Teck Resources Future Earnings Per Share Growth
Risks
What could happen that would invalidate this narrative?- The threat of global economic downturn, geopolitical tensions, inflation, and supply chain disruptions creates a challenging environment that could negatively impact metals demand and ultimately reduce revenues.
- Potential tariffs and retaliatory trade measures, particularly from China, pose a risk to the demand for Red Dog's zinc and lead concentrate sales, potentially impacting sales volumes and revenues.
- The ongoing maintenance shutdowns and tailings development issues at QB could disrupt production plans, leading to higher costs and lower margins in the short term.
- Dependence on favorable commodity prices for profitability means that any decline in copper or zinc prices could significantly reduce revenues and profit margins.
- Political and regulatory uncertainties, such as the potential impacts from indigenous government disputes or changes in U.S. trade policies, could affect project timelines and operational costs, posing risks to earnings.
Valuation
How have all the factors above been brought together to estimate a fair value?- The analysts have a consensus price target of CA$64.864 for Teck Resources based on their expectations of its future earnings growth, profit margins and other risk factors. However, there is a degree of disagreement amongst analysts, with the most bullish reporting a price target of CA$82.0, and the most bearish reporting a price target of just CA$47.0.

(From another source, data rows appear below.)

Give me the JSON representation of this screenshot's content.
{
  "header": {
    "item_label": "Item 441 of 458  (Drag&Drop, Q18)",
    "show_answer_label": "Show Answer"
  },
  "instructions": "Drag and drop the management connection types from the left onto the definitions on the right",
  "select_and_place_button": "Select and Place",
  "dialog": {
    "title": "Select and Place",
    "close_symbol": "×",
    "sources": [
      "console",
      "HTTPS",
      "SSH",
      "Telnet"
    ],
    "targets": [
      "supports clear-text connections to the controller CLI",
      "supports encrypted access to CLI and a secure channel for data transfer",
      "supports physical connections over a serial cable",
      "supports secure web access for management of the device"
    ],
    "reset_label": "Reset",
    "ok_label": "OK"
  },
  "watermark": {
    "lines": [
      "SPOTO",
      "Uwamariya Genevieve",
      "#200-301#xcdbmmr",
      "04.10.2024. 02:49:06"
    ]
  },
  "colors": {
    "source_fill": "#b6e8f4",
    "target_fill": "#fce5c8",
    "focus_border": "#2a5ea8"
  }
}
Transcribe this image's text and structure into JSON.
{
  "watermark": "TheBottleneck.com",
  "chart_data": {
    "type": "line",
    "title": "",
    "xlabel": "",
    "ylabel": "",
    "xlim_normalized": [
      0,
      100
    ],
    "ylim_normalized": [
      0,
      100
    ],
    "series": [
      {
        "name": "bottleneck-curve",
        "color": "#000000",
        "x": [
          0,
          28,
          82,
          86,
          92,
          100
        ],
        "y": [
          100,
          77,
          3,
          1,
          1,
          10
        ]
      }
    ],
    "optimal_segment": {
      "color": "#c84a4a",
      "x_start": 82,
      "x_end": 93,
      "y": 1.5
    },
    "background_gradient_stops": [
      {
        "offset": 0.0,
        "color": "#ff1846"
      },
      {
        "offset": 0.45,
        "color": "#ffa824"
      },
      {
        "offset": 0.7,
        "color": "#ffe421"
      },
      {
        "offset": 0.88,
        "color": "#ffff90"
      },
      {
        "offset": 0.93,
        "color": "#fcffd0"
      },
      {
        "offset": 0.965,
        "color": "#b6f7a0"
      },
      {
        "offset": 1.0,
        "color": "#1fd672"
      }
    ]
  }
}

- In order for you to agree with the analyst's consensus, you'd need to believe that by 2028, revenues will be CA$11.5 billion, earnings will come to CA$1.2 billion, and it would be trading on a PE ratio of 30.3x, assuming you use a discount rate of 7.8%.
- Given the current share price of CA$48.77, the analyst price target of CA$64.86 is 24.8% higher.
- We always encourage you to reach your own conclusions though. So sense check these analyst numbers against your own assumptions and expectations based on your understanding of the business and what you believe is probable.
How well do narratives help inform your perspective?
Disclaimer
AnalystConsensusTarget is a tool utilizing a Large Language Model (LLM) that ingests data on consensus price targets, forecasted revenue and earnings figures, as well as the transcripts of earnings calls to produce qualitative analysis. The narratives produced by AnalystConsensusTarget are general in nature and are based solely on analyst data and publicly-available material published by the respective companies. These scenarios are not indicative of the company's future performance and are exploratory in nature. Simply Wall St has no position in the company(s) mentioned. Simply Wall St may provide the securities issuer or related entities with website advertising services for a fee, on an arm's length basis. These relationships have no impact on the way we conduct our business, the content we host, or how our content is served to users. The price targets and estimates used are consensus data, and do not constitute a recommendation to buy or sell any stock, and they do not take account of your objectives, or your financial situation. Note that AnalystConsensusTarget's analysis may not factor in the latest price-sensitive company announcements or qualitative material.